La referencia a la imposibilidad de aplicación retroactiva de esta previsiones entendemos ha de referirse a aquellas viviendas en las que, de modo legal y regular, mediante su inscripción en los distintos registros municipales o autonómicos, se viene desarrollando dicha actividad, no al caso de que la misma se venga realizando de facto y con incumplimiento de la normativa vigente, pues la norma no puede amparar el abuso del derecho.

En relación con la Ley de Enjuiciamiento Civil

El juicio de desahucio es un procedimiento judicial que tiene por objeto recuperar una finca dada en arrendamiento por parte del arrendador. Versa de un procedimiento especial y sumario que pretende la recuperación de una finca. La tramitación del juicio de desahucio por falta de pago de la renta se regula en la Ley de Enjuiciamiento Civil  como una especialidad del juicio verbal en el artículo 440.3 y 4.

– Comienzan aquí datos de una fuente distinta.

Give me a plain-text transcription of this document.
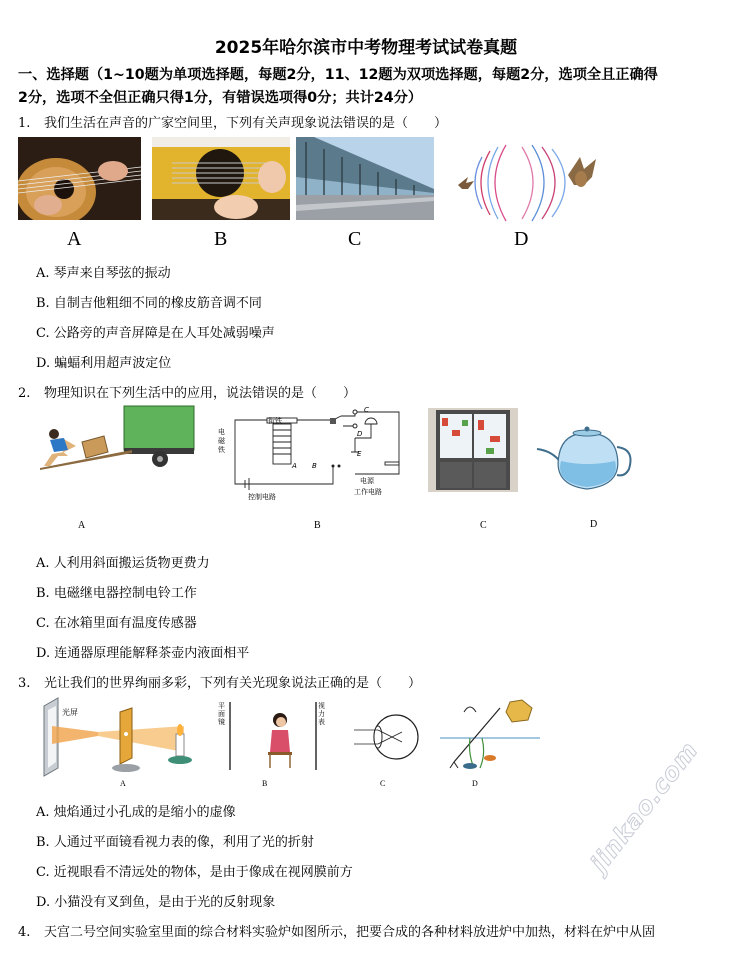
2025年哈尔滨市中考物理考试试卷真题
一、选择题（1~10题为单项选择题，每题2分，11、12题为双项选择题，每题2分，选项全且正确得
2分，选项不全但正确只得1分，有错误选项得0分；共计24分）
1. 我们生活在声音的广家空间里，下列有关声现象说法错误的是（　　）
A	B	C	D
A. 琴声来自琴弦的振动
B. 自制吉他粗细不同的橡皮筋音调不同
C. 公路旁的声音屏障是在人耳处减弱噪声
D. 蝙蝠利用超声波定位
2. 物理知识在下列生活中的应用，说法错误的是（　　）
衔铁
电磁铁
控制电路
电源
工作电路
C
D
E
A B
A	B	C	D
A. 人利用斜面搬运货物更费力
B. 电磁继电器控制电铃工作
C. 在冰箱里面有温度传感器
D. 连通器原理能解释茶壶内液面相平
3. 光让我们的世界绚丽多彩，下列有关光现象说法正确的是（　　）
光屏
平面镜
视力表
A	B	C	D
A. 烛焰通过小孔成的是缩小的虚像
B. 人通过平面镜看视力表的像，利用了光的折射
C. 近视眼看不清远处的物体，是由于像成在视网膜前方
D. 小猫没有叉到鱼，是由于光的反射现象
4. 天宫二号空间实验室里面的综合材料实验炉如图所示，把要合成的各种材料放进炉中加热，材料在炉中从固
jinkao.com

El artículo 441 regula casos especiales en la tramitación inicial del juicio verbal, en concreto el artículo 441.1 ter dice que

en el requerimiento de pago al demandado, se informará al mismo de la posibilidad de que acuda a los servicios sociales, y en su caso, de la posibilidad de autorizar la cesión de sus datos a estos, a efectos de que puedan apreciar la posible situación de vulnerabilidad. En caso de que la Administración competente apreciase indicios de la existencia de dicha situación, se notificará al órgano judicial inmediatamente. Recibida dicha comunicación, el Letrado de la Administración de Justicia suspenderá el proceso hasta que se adopten las medidas que los servicios sociales estimen oportunas, durante un plazo máximo de suspensión de un mes a contar desde la recepción de la comunicación de los Servicios Sociales al órgano judicial, o de dos meses si el demandante es una persona jurídica. Una vez adoptadas las medidas o transcurrido el plazo se alzará la suspensión y continuará el procedimiento por sus trámites. En estos supuestos, la cédula de emplazamiento al demandado habrá de contener datos de identificación de los Servicios Sociales a los que puede acudir el ciudadano.

El artículo 549.4 establece que, al tratarse de vivienda habitual, previamente al lanzamiento, deberá haberse procedido en virtud del artículo 441.

La Ley de Enjuiciamiento Civil sufre modificaciones respecto al desahucio, otorgando dando lugar a una coordinación con los Ayuntamientos en los que se encuentra situada la vivienda, con el objetivo de conseguir una alternativa previa al lanzamiento. Una medida que podría estimarse coherente teniendo en cuenta que los alquileres cada vez aumentan más en las grandes ciudades españolas y el alto porcentaje de desahucios por falta de pago de alquiler.

Conviene tener en cuenta que no solo se producen modificaciones en el ámbito civil con la entrada en vigor del Real Decreto-Ley objeto de estudio en este artículo. Fiscalmente se generan innovaciones importantes en lo que atañe a la Ley Reguladora de las Haciendas Locales y a la Ley del Impuesto de Transmisiones Patrimoniales y Actos Jurídicos Documentados.